This Forbes article references a KPMG study which indicated that 83% of mergers fail to yield a favorable return to stockholders while a separate A. T. Kearney study determined that mergers overall yield a negative return to owners. The KPMG study indicated that nearly 70% of business combinations are negative to neutral in terms of value created.
These studies look at business combinations in general and may not have included any law firms. But, if you were to guess, do you believe law firm leaders have a better track record in creating net positive value through mergers than career business professionals?
I would guess not.
With the torrid pace of law firm mergers, the question is what will it take to improve the probability of success for law firms.
Based on our experience, the two most critical factors in order to realize a merger’s highest value are:
- choosing the right merger partner; and,
- developing and executing a high-quality integration plan
Both topics are critical; however, the focus of this post is integration, and what is required for successful integration when firms combine.
Six keys to successful integration
- Leadership and decision-making
You should count on the fact that integration will give rise to some tough questions that only the leadership of the emerging entity can answer. So firm leadership, decision making processes and the identification of “where the buck stops” — on both legal and administrative sides of the house — are orders of business that should be dealt with before integration begins.. Size and complexity of the combined firm will dictate specific positions; but don’t fool yourself — the management team should be identified and agreed upon early.
This process should include the clear designation of an individual or team charged with responsibility of a successful integration. Those decisions should be communicated to all personnel with contact information.
Moving from two systems to one impacts almost everyone involved in the combination. Individuals who know the pieces involved should have a hand in the creation of a detailed plan. Typical platforms to be considered include:
- Client intake, conflict checking and acceptance
- Human resources
- Technology & security
- Marketing, business development & competitive intelligence
- Knowledge management
In some cases, the transition may take months. We know of one combination that saw a single firm operating with three separate accounting systems for more than a year. Whatever the reality, the plan and its timing should be communicated to all personnel with additional information as to who to contact regarding any transition process..
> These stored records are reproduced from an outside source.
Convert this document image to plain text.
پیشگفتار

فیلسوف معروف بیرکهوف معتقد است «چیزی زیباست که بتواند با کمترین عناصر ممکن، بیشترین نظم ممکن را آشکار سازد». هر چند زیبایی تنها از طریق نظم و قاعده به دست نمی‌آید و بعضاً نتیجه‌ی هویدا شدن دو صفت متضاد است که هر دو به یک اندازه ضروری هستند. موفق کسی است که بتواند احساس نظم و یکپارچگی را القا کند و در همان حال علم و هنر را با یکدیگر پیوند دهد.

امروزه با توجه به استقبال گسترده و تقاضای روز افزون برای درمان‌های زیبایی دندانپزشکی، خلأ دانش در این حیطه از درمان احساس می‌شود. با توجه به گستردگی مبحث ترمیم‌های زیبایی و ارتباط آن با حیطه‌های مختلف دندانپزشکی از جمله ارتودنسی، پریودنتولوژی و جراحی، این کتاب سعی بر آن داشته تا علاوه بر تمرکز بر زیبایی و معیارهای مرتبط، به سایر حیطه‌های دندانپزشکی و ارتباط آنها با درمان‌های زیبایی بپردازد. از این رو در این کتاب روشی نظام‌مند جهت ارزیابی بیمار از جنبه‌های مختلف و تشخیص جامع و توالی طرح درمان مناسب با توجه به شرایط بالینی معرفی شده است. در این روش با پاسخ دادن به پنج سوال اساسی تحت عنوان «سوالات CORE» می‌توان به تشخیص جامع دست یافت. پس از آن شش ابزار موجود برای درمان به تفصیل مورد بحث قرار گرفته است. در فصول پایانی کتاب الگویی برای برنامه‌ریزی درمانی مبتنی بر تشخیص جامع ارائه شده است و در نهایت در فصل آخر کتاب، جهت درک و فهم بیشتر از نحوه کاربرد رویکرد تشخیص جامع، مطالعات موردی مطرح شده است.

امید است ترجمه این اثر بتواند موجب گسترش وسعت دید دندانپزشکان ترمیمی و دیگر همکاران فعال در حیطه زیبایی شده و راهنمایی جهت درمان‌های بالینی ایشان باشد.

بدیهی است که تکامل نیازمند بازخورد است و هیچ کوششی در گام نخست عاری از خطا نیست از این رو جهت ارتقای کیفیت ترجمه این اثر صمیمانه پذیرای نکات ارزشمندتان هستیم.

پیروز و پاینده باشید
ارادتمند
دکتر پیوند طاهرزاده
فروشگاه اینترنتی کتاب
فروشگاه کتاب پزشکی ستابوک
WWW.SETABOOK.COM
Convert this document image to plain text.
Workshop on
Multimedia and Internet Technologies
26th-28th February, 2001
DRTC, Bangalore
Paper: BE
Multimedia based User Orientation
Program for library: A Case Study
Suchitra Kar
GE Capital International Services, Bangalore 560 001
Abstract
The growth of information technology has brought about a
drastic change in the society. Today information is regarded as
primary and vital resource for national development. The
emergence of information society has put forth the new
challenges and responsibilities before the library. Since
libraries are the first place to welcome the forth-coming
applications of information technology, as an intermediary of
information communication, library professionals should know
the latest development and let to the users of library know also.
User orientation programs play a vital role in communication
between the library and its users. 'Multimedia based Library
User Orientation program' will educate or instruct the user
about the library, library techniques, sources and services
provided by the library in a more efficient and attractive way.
Everyone talks about it; but there is no more important integration issue than timely, clear and concise communication. In short, merger related communication must start early, be frequent and continue until the two firms are effectively integrated. Separate communication plans should be developed for clients, the public and the various members of the firm.
Attempt to foster an environment in which everyone feels free to ask questions, express concerns, frustrations and criticisms and suggest solutions. Allow an environment of distrust to develop…permit issues to go unaddressed, and be prepared for a turbulent transition. Fear leads to poor integration and unwanted turnover.
- Culture, policy, standards and expectations
For two firms to become one they must operate with one playbook — one set of rules, values standards and expectations. Take the time to develop the playbook and deliver it as early in the process as possible.
Consistent with developing one culture, plan on frequent get-togethers during which individuals can grow to know, understand and trust one another. Create an environment in which wins and progress are a product of the new whole, and challenges are jointly addressed.
Clients are (or should be) at the core of any operational decision a firm makes — including the rationale for a combination. Be certain that clients are advised of the value your transaction brings to them. Develop a plan to integrate members from both sides of the combination into as many client relationships as possible.
- Integration team
The integration effort should include a formal and recognized integration team. It is wise to staff that team, to the greatest extent possible, with administrative personnel, minimizing disruption to client service and revenue generation.
The chair of the integration team should report frequently to the firm’s senior leadership regarding successes and challenges associated with the integration.
A quality integration plan will devote plenty of time and attention to these six basic areas — and will dramatically decrease the odds that your merger ends up being one of the poor statistics.